Veneto. Accorpamento Ulss, ancora scontro tra minoranza e maggioranza

Veneto. Accorpamento Ulss, ancora scontro tra minoranza e maggioranza

Veneto. Accorpamento Ulss, ancora scontro tra minoranza e maggioranza
Per il consigliere del Pd e relatore di minoranza al Pdl 23, Claudio Sinigaglia, “le difficoltà della maggioranza” a trovare una sintesi mettono a rischio la riduzione del numero di Ulss. Ma per Nicola Finco (Lega Nord) e Silvia Rizzotto (Zaia Presidente) è la maggioranza a fare un “ostruzionismo inconcludente” a cui andranno le responsabilità dello “spreco di denaro del contribuente” se le Ulss dovessero restare 21.

Ancora scontro sul tema dell’accorpamento delle Ulss tra maggioranza e minoranza, che si accusano a vicenda di frenare la riforma. Per il consigliere del Pd e relatore di minoranza al Pdl 23 Claudio Sinigaglia, “di fronte alle nostre proposte ragionevoli, la maggioranza prima le prende in considerazione e poi risponde con l’irragionevolezza. È netto il cambio di posizione di oggi, frutto dell’incapacità di trovare una sintesi politica: hanno discusso al loro interno per settimane le nostre proposte e poi di fronte alla rigidità dell’assessore Coletto hanno fatto retromarcia, iniziando ad accusare l’opposizione”.

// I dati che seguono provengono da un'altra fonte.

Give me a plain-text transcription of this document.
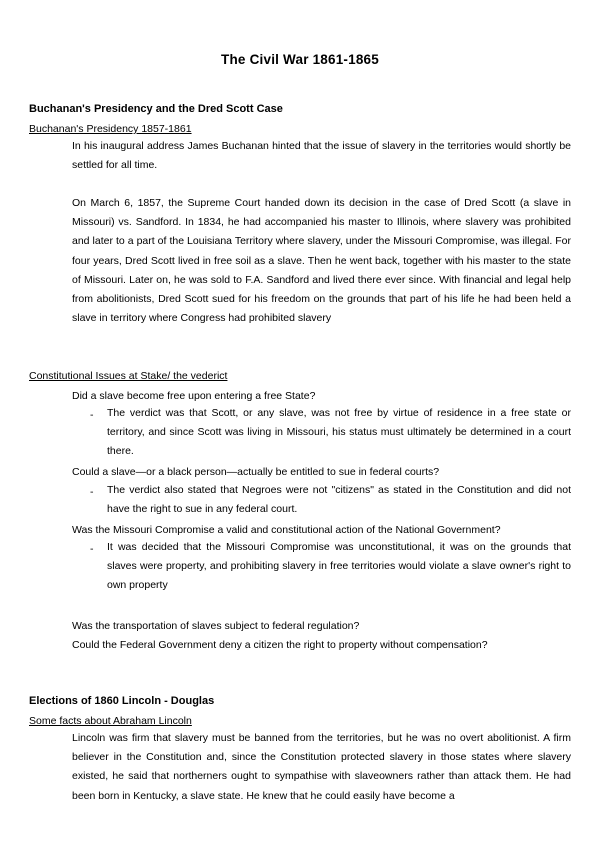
The Civil War 1861-1865
Buchanan's Presidency and the Dred Scott Case
Buchanan's Presidency 1857-1861

In his inaugural address James Buchanan hinted that the issue of slavery in the territories would shortly be settled for all time.

On March 6, 1857, the Supreme Court handed down its decision in the case of Dred Scott (a slave in Missouri) vs. Sandford. In 1834, he had accompanied his master to Illinois, where slavery was prohibited and later to a part of the Louisiana Territory where slavery, under the Missouri Compromise, was illegal. For four years, Dred Scott lived in free soil as a slave. Then he went back, together with his master to the state of Missouri. Later on, he was sold to F.A. Sandford and lived there ever since. With financial and legal help from abolitionists, Dred Scott sued for his freedom on the grounds that part of his life he had been held a slave in territory where Congress had prohibited slavery

Constitutional Issues at Stake/ the vederict
Did a slave become free upon entering a free State?
- The verdict was that Scott, or any slave, was not free by virtue of residence in a free state or territory, and since Scott was living in Missouri, his status must ultimately be determined in a court there.

Could a slave—or a black person—actually be entitled to sue in federal courts?
- The verdict also stated that Negroes were not "citizens" as stated in the Constitution and did not have the right to sue in any federal court.

Was the Missouri Compromise a valid and constitutional action of the National Government?
- It was decided that the Missouri Compromise was unconstitutional, it was on the grounds that slaves were property, and prohibiting slavery in free territories would violate a slave owner's right to own property

Was the transportation of slaves subject to federal regulation?
Could the Federal Government deny a citizen the right to property without compensation?
Elections of 1860 Lincoln - Douglas
Some facts about Abraham Lincoln

Lincoln was firm that slavery must be banned from the territories, but he was no overt abolitionist. A firm believer in the Constitution and, since the Constitution protected slavery in those states where slavery existed, he said that northerners ought to sympathise with slaveowners rather than attack them. He had been born in Kentucky, a slave state. He knew that he could easily have become a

Per Sinigaglia “appare ancora lontana la scelta sull’accorpamento delle Ulss” conseguente a quelle che l’esponente del Pd definisce “le difficoltà della maggioranza”. “È Zaia il vero sconfitto”, che ieri era a Palazzo Ferro Fini per trovare una soluzione ma che, osserva il relatore di minoranza della riforma, “esattamente come una settimana fa ha dimostrato di essere incapace di mediare tra le diverse posizioni della Lega. La maggioranza è in confusione: ha dapprima accettato il confronto con noi, poi non è stata in grado di trovare una sintesi al proprio interno e sta facendo naufragare tutto ribaltando la realtà e incolpando la minoranza. Se si va avanti così, sarà inevitabile il fallimento della riforma sociosanitaria, con il conseguente ritorno alle 21 Ulss”, avverte Sinigaglia.

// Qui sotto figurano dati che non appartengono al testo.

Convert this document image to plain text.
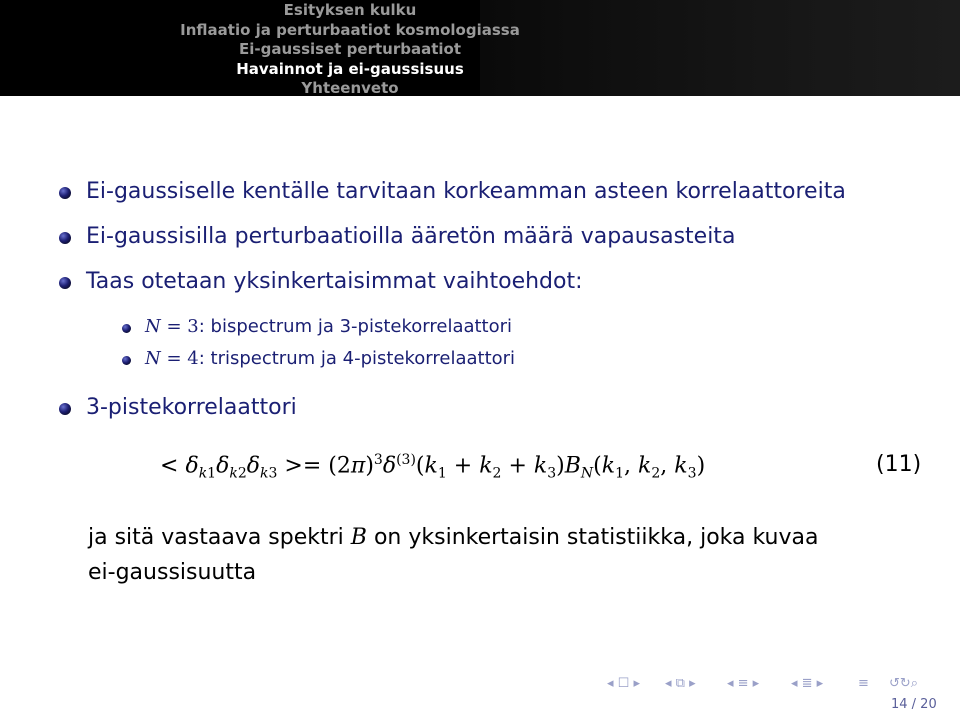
Esityksen kulku
Inflaatio ja perturbaatiot kosmologiassa
Ei-gaussiset perturbaatiot
Havainnot ja ei-gaussisuus
Yhteenveto
Ei-gaussiselle kentälle tarvitaan korkeamman asteen korrelaattoreita
Ei-gaussisilla perturbaatioilla ääretön määrä vapausasteita
Taas otetaan yksinkertaisimmat vaihtoehdot:
N = 3: bispectrum ja 3-pistekorrelaattori
N = 4: trispectrum ja 4-pistekorrelaattori
3-pistekorrelaattori
< $\delta_{k1}\delta_{k2}\delta_{k3} >= (2\pi)^3\delta^{(3)}(k_1 + k_2 + k_3)B_N(k_1$, $k_2$, $k_3$)	(11)
ja sitä vastaava spektri B on yksinkertaisin statistiikka, joka kuvaa
ei-gaussisuutta
◂ ☐ ▸ ◂ ⧉ ▸ ◂ ≡ ▸ ◂ ≣ ▸	≡ ↺↻⌕
14 / 20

Ma Nicola Finco (Lega Nord) e Silvia Rizzotto (Zaia Presidente) a perdere, oggi, non è Zaia, “sono i Veneti ai quali è impedito vedere i risultati del buon governo perché una minoranza astiosa e lacerata ha scelto l’ostruzionismo privo di logica e di cultura democratica”.

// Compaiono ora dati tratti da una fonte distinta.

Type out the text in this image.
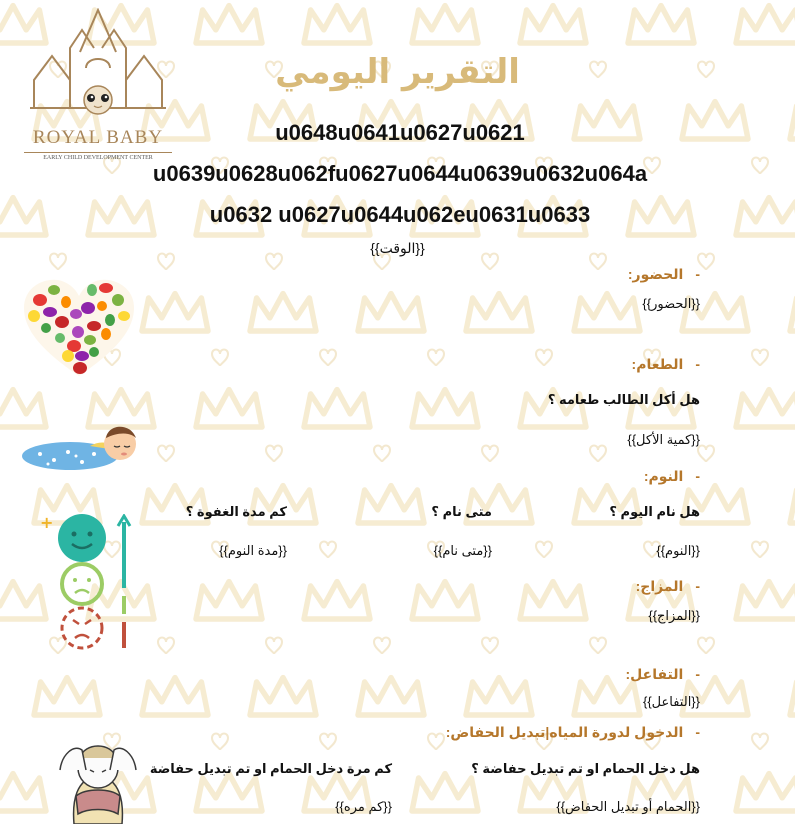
ROYAL BABY
EARLY CHILD DEVELOPMENT CENTER
التقرير اليومي
u0648u0641u0627u0621
u0639u0628u062fu0627u0644u0639u0632u064a
u0632 u0627u0644u062eu0631u0633
{{الوقت}}
-الحضور:
{{الحضور}}
-الطعام:
هل أكل الطالب طعامه ؟
{{كمية الأكل}}
-النوم:
هل نام اليوم ؟
{{النوم}}
متى نام ؟
{{متى نام}}
كم مدة الغفوة ؟
{{مدة النوم}}
-المزاج:
{{المزاج}}
-التفاعل:
{{التفاعل}}
-الدخول لدورة المياه|تبديل الحفاض:
هل دخل الحمام او تم تبديل حفاضة ؟
{{الحمام أو تبديل الحفاض}}
كم مرة دخل الحمام او تم تبديل حفاضة
{{كم مره}}
+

Per Finco e Rizzotto le dichiarazioni delle opposizioni “dimostrano lo scarso rispetto delle norme della democrazia: chi vince le elezioni governa, di certo ascolta le opposizioni, esamina le critiche, accoglie le proposte sensate e migliorative, ma poi si assume la responsabilità delle scelte. Impedire che ciò avvenga significa minare la democrazia aprendo la strada a derive pericolosissime. Se a Roma, in Parlamento, fosse stato possibile giocare la carta del Jolly, la discussione illimitata, senza alcun limite, su un qualsiasi provvedimento probabilmente Matteo Renzi, che del voto di fiducia ha fatto uso e abuso, non sarebbe neanche entrato in carica e non avremmo avuto leggi infami fino ad oggi approvate, dalla Buona Scuola alla Riforma Costituzionale fino alle leggi di Stabilità che hanno sottratto risorse alla sanità del Veneto e punito con noi tutte le regioni virtuose”.

Il capogruppo della Lega Nord e la presidente del Gruppo Zaia Presidente incalzano: “Se questo ostruzionismo inconcludente proseguirà anche nei prossimi giorni – hanno concluso Finco e la Rizzotto – arriveremo alla nomina di 21 Direttori Generali delle 21 Ulss del Veneto, e i responsabili di questo spreco di denaro del contribuente avranno dei precisi responsabili nei registi e protagonisti di questo ostruzionismo antidemocratico”.